The House Energy and Commerce Committee Health Subcommittee met this week to discuss reauthorization of the Animal Drug User Fee Act (ADUFA) and the Animal Generic Drug User Fee Amendments (AGDUFA). Set to expire Sept. 30, both grant the U.S. Food and Drug Administration permission to collect fees from the makers of new animal drugs, including generic animal drugs, which are used to support the agency’s approval and market introduction programs. Senate and House bipartisan draft reauthorization legislation includes a requirement that all requests for new animal drugs be submitted electronically beginning Oct. 1. Dr. Steven Solomon, director of FDA’s Center for Veterinary Medicine, testified before the subcommittee and affirmed the agency’s objective to work with Congress to advance the legislation. NPPC supports the reauthorization of ADUFA and AGDUFA, which are crucial for ensuring that animal health, human health and food safety are protected. Failure to renew the laws by the deadline will result in a major disruption for the livestock production industry.
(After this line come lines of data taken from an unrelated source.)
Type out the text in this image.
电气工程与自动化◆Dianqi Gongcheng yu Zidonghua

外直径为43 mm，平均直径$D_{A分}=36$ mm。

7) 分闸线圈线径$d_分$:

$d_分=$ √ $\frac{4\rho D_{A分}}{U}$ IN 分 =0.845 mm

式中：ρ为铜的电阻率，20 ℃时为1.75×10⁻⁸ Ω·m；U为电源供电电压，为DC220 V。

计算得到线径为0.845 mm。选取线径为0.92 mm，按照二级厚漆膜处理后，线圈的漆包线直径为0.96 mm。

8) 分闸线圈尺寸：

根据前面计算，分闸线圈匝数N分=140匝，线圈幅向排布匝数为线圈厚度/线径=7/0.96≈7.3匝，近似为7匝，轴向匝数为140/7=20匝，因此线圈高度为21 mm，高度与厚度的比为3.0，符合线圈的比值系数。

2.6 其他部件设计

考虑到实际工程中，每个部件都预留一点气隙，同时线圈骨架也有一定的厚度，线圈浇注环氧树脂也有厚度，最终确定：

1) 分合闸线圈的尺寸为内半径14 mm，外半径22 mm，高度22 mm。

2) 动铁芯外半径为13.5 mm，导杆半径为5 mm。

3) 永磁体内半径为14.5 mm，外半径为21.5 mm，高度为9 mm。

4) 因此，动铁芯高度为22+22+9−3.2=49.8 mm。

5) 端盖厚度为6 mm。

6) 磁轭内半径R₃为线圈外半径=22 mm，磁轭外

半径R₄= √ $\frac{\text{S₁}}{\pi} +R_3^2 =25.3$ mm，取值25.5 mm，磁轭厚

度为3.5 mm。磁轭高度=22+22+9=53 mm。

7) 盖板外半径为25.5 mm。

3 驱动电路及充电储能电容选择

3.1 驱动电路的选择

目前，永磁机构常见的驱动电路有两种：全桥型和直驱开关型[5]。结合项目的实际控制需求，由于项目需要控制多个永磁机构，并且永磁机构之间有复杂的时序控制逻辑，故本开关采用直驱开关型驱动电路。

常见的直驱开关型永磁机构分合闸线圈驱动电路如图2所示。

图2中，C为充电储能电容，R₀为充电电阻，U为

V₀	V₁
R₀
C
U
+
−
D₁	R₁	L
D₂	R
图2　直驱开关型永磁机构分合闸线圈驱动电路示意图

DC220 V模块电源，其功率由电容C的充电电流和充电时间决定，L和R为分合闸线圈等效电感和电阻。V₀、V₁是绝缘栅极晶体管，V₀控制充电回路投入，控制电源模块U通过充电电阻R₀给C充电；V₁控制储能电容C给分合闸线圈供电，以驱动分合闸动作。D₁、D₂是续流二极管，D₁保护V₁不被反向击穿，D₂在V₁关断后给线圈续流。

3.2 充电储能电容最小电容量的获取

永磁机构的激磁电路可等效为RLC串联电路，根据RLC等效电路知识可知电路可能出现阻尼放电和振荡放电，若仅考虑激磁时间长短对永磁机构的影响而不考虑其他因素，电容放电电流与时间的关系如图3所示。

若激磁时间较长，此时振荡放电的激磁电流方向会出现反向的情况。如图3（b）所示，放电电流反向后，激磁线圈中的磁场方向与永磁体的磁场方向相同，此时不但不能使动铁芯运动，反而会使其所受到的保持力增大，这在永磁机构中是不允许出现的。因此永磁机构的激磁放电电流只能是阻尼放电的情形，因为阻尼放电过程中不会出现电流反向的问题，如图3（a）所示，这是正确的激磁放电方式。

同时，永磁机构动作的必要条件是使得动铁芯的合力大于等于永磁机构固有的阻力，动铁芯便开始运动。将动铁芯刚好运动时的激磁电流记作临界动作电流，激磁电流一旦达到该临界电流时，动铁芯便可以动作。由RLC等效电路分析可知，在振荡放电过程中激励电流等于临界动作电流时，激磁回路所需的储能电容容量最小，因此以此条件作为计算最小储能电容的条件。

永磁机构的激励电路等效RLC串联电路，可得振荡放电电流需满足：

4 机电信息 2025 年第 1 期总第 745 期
Canada and the South American trade bloc Mercosur, which includes Argentina, Brazil, Paraguay, Uruguay and Venezuela, this week announced their intent to negotiate a free trade agreement. The negotiations will begin on March 20 in Ottawa, Canada. NPPC is urging the Trump administration to initiate free trade negotiations to expand export opportunities for U.S. pork.



Farmers for Free Trade, a coalition launched late last year dedicated to supporting and expanding export opportunities for America’s farmers and ranchers, released a television ad this week, calling on President Trump to preserve free trade policies that support American farmers. The effort came following the signing by 11 Pacific Rim countries of the Comprehensive and Progressive Trans-Pacific Partnership (CPTPP) – the revised Trans-Pacific Partnership (TPP), without the United States – last week and as concerns mount over potential trade retaliation from planned U.S. tariffs on steel and aluminum imports. NPPC, a member of the coalition’s steering committee, continues to urge the Trump administration to preserve and expand free trade agreements that support export opportunities for U.S. pork.